Abstract
Parenting strategies can be flexible within a species, and may have varying fitness effects. Understanding this flexibility and its fitness consequences is important for understanding why parenting strategies evolve. Here, we investigate the fitness consequences of flexible parenting in the burying beetle Nicrophorus orbicollis, a species known for its advanced provisioning behaviour of regurgitated vertebrate carrion to offspring by both sexes. We show that even when a parent is freely allowed to abandon the carcass at any point in time, biparental post-hatching care is the most common pattern of care adopted in N. orbicollis. Furthermore, two parents together raised more offspring than single parents of either sex, showing that the presence of the male can directly influences parental fitness even in the absence of competitors. This contrasts with studies in other species of burying beetle, where biparental families do not differ in offspring number. This may explain why biparental care is more common in N. orbicollis than in other burying beetles. We suggest how fitness benefits of two parents may play a role in the evolution and maintenance of flexible biparental care in N. orbicollis.

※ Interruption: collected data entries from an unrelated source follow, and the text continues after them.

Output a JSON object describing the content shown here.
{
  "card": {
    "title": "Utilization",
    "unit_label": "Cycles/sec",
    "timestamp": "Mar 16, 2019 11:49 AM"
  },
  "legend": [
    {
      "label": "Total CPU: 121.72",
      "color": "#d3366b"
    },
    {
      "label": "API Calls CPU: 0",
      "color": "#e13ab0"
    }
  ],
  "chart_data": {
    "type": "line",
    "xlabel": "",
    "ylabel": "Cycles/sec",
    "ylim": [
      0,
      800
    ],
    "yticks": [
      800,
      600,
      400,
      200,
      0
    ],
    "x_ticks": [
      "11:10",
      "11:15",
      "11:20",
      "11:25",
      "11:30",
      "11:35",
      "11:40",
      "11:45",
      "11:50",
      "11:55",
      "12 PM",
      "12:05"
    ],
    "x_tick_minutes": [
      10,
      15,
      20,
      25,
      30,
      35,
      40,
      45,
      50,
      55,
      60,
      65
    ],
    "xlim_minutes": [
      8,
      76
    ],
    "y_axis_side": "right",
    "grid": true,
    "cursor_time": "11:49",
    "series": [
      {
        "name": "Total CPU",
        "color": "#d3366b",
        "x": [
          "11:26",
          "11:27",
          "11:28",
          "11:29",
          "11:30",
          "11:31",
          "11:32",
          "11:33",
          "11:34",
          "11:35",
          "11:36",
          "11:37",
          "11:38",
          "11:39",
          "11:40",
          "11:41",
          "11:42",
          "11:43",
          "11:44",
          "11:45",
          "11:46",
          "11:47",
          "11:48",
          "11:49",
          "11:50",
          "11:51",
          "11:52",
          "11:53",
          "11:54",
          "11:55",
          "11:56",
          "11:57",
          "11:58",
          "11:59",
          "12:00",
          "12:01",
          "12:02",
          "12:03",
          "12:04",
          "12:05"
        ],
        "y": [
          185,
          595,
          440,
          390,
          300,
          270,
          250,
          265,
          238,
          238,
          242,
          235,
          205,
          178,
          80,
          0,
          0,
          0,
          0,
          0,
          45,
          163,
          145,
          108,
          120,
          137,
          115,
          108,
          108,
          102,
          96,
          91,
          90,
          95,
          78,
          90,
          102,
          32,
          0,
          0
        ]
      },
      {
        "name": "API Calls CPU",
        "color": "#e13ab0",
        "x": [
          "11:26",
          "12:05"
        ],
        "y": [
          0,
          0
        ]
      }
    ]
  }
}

Keywords: parental care, biparental care, offspring performance, behavioural flexibility, plasticity
Introduction
Parental care occurs in a wide variety of taxa (Clutton-Brock 1991; Royle, Smiseth, and Kölliker 2012). However, parental care is far from a singular phenomenon. Parental care may consist, solely or in any combination, of a variety of behaviours, such as nest construction, egg incubation, guarding of offspring or resources, thermoregulation, and indirect or direct provisioning of food (Tallamy and Wood 1986; Székely et al. 2013). Furthermore, the pattern of parental care is known to vary in several ways. Uniparental female care is typical across taxa (Clutton-Brock 1991; Royle, Smiseth, and Kölliker 2012), but male-only care is most prevalent in fish (Gross and Sargent 1985) and biparental care predominates in birds (Cockburn 2006). A few species exhibt flexible forms of care, with any of the three forms possible (Parker et al. 2015).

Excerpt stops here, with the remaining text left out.